Look on DEFRAs website under grants for livestock farmers, and you will see the words “Scheme now closed” in most of them. The setting up of an anaerobic digester facility can cost millions, so how the pig farming community is expected to fund this is a mystery.
So come on, DEFRA, give the pig farmers a break – and help them survive and thrive by providing interest free loans – payable once the renewable energy starts to earn cash.
Clutching at Straws
October 18, 2007
Doing a little market research recently has left me flabbergasted.
One of the questions was “do you think climate change is happening?” Only a third of the people replying said Yes – and these are MDs of companies.
Regardless of the vast amounts of evidence and scientific consensus, how do they explain the weather chaos we’ve seen with our own eyes this year?
On a recent Radio4 “Any Answers?” slot, person after person phoned-in to say that climate change was all a load of rubbish (“that channel 4 programme got it right…”). Did they not realise that the scientist to which they referred in the Channel 4 programme was also the last one to cling to the view that smoking doesn’t cause cancer?
The thought that some climate change is inevitable is a bit scary, so it is understandable that people are clutching at straws in this way.
But if two thirds of business leaders are still not believing that it is already starting to happen, what incentive is there for them to bring innovative products to market to help people with the problems such as flooding and travel disruption?
Can’t we use our emotional energy to do something positive, rather than stay in denial?
It’s not relevant to my business
July 20, 2007
I spoke to a business person who worked for a law firm.
“Climate change doesn’t really apply to us”, he said, “we don’t have factories or make anything, we don’t need to transport our products anywhere, and our light bulbs are all energy savers”.
This is old thinking. This is looking at climate change as a problem not an opportunity.
My response was “there is such a lot of legislation, at international, EU and UK levels that affect, or will affect businesses. As a law firm, you could decide to specialise in the legal aspects of climate change, and develop this as a new service stream”.
This is new thinking. This has nothing to do with changing your light bulbs.
I can’t afford consultants!
July 20, 2007
Not many SMEs can, that’s why you shouldn’t pay anything for them.
There are other ways to develop your strategies – Ems2 can help, it won’t break the bank.

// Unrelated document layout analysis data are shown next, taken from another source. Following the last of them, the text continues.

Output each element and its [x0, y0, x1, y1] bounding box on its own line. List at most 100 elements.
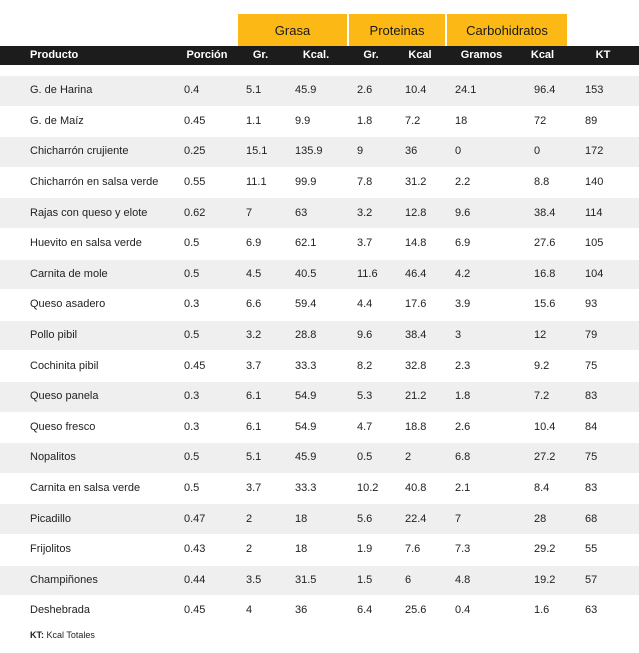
table-cell: 5.3 [347, 380, 395, 412]
table-cell: 18 [285, 533, 347, 565]
table-cell: 63 [285, 197, 347, 228]
table-cell: 10.2 [347, 472, 395, 504]
table-cell: 18 [285, 503, 347, 534]
group-header-carbohidratos: Carbohidratos [445, 14, 567, 46]
table-cell: 0 [445, 136, 518, 167]
table-cell: 4.5 [236, 258, 285, 290]
table-cell: 33.3 [285, 472, 347, 504]
table-cell: 153 [567, 75, 639, 106]
row-product-name: Cochinita pibil [0, 350, 178, 381]
table-cell: 9.2 [518, 350, 567, 381]
column-header-grasa-kcal: Kcal. [285, 46, 347, 65]
table-cell: 3 [445, 319, 518, 351]
table-cell: 3.7 [236, 472, 285, 504]
table-cell: 140 [567, 166, 639, 198]
table-cell: 6.4 [347, 595, 395, 626]
table-cell: 7.2 [518, 380, 567, 412]
row-product-name: Rajas con queso y elote [0, 197, 178, 228]
row-product-name: Deshebrada [0, 595, 178, 626]
row-product-name: Carnita de mole [0, 258, 178, 290]
table-cell: 3.7 [347, 227, 395, 259]
table-cell: 72 [518, 105, 567, 137]
table-cell: 7.8 [347, 166, 395, 198]
table-cell: 2 [395, 442, 445, 473]
table-cell: 54.9 [285, 411, 347, 443]
table-cell: 8.8 [518, 166, 567, 198]
table-cell: 0.5 [178, 442, 236, 473]
column-header-carbohidratos-gramos: Gramos [445, 46, 518, 65]
table-cell: 93 [567, 289, 639, 320]
row-product-name: G. de Harina [0, 75, 178, 106]
table-cell: 6.8 [445, 442, 518, 473]
table-cell: 62.1 [285, 227, 347, 259]
table-cell: 25.6 [395, 595, 445, 626]
table-cell: 0.5 [178, 319, 236, 351]
table-cell: 2.6 [445, 411, 518, 443]
table-cell: 6.9 [236, 227, 285, 259]
table-cell: 6.1 [236, 411, 285, 443]
row-product-name: Chicharrón crujiente [0, 136, 178, 167]
table-cell: 2 [236, 503, 285, 534]
table-cell: 3.2 [236, 319, 285, 351]
table-cell: 7 [445, 503, 518, 534]
table-cell: 0.5 [178, 258, 236, 290]
header-spacer [445, 65, 518, 75]
column-header-porcion: Porción [178, 46, 236, 65]
table-cell: 89 [567, 105, 639, 137]
group-blank [567, 14, 639, 46]
footnote-key: KT: [30, 630, 44, 640]
table-cell: 12.8 [395, 197, 445, 228]
row-product-name: Queso panela [0, 380, 178, 412]
table-cell: 2.3 [445, 350, 518, 381]
table-cell: 11.6 [347, 258, 395, 290]
table-cell: 7 [236, 197, 285, 228]
table-cell: 5.1 [236, 442, 285, 473]
table-cell: 17.6 [395, 289, 445, 320]
table-cell: 0.25 [178, 136, 236, 167]
nutrition-table: Grasa Proteinas Carbohidratos Producto Po… [0, 14, 639, 626]
table-cell: 14.8 [395, 227, 445, 259]
table-cell: 4.2 [445, 258, 518, 290]
footnote: KT: Kcal Totales [30, 630, 95, 640]
column-header-proteinas-gr: Gr. [347, 46, 395, 65]
group-header-proteinas: Proteinas [347, 14, 445, 46]
table-cell: 8.4 [518, 472, 567, 504]
table-cell: 99.9 [285, 166, 347, 198]
table-cell: 22.4 [395, 503, 445, 534]
table-cell: 2.6 [347, 75, 395, 106]
table-cell: 0.3 [178, 411, 236, 443]
table-cell: 6 [395, 564, 445, 596]
table-cell: 31.2 [395, 166, 445, 198]
table-cell: 5.6 [347, 503, 395, 534]
table-cell: 1.1 [236, 105, 285, 137]
table-cell: 1.9 [347, 533, 395, 565]
table-cell: 105 [567, 227, 639, 259]
table-cell: 0.43 [178, 533, 236, 565]
table-cell: 1.6 [518, 595, 567, 626]
table-cell: 6.6 [236, 289, 285, 320]
table-cell: 0.62 [178, 197, 236, 228]
row-product-name: Frijolitos [0, 533, 178, 565]
table-cell: 19.2 [518, 564, 567, 596]
header-spacer [285, 65, 347, 75]
table-cell: 0.5 [178, 472, 236, 504]
table-cell: 9 [347, 136, 395, 167]
table-cell: 15.6 [518, 289, 567, 320]
row-product-name: Queso asadero [0, 289, 178, 320]
table-cell: 5.1 [236, 75, 285, 106]
header-spacer [0, 65, 178, 75]
header-spacer [347, 65, 395, 75]
table-cell: 10.4 [395, 75, 445, 106]
table-cell: 33.3 [285, 350, 347, 381]
table-cell: 0.4 [445, 595, 518, 626]
column-header-carbohidratos-kcal: Kcal [518, 46, 567, 65]
header-spacer [236, 65, 285, 75]
table-cell: 36 [285, 595, 347, 626]
table-cell: 104 [567, 258, 639, 290]
table-cell: 15.1 [236, 136, 285, 167]
table-cell: 0.3 [178, 289, 236, 320]
row-product-name: Pollo pibil [0, 319, 178, 351]
table-cell: 38.4 [395, 319, 445, 351]
table-cell: 68 [567, 503, 639, 534]
table-cell: 4.7 [347, 411, 395, 443]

A drop in the ocean compared with China and India?
July 20, 2007
The rapid commercial expansion of India and China is a fact, and there are mechanisms in the Kyoto protocol which help this to happen without such an impact on greenhouse gas emissions, such as CDM.
We can have an intellectual debate about how well this might work, but to the average small business leader,the reality is usually a little closer to home. There is no getting away from the fact that SMEs, even if they only operate in one country, are going to find themselves under increasing pressure around the climate change agenda.
This might be from legislation, from their customers needing products or services to reduce their own carbon footprint, or from the pure fact that disruptions in weather and transport means the business needs to adjust its operations to survive, or enable customers to survive.
India and China will do whatever they will do – enterprise leaders in the UK, Europe and US need to find a practical way through the confusion to stay in business.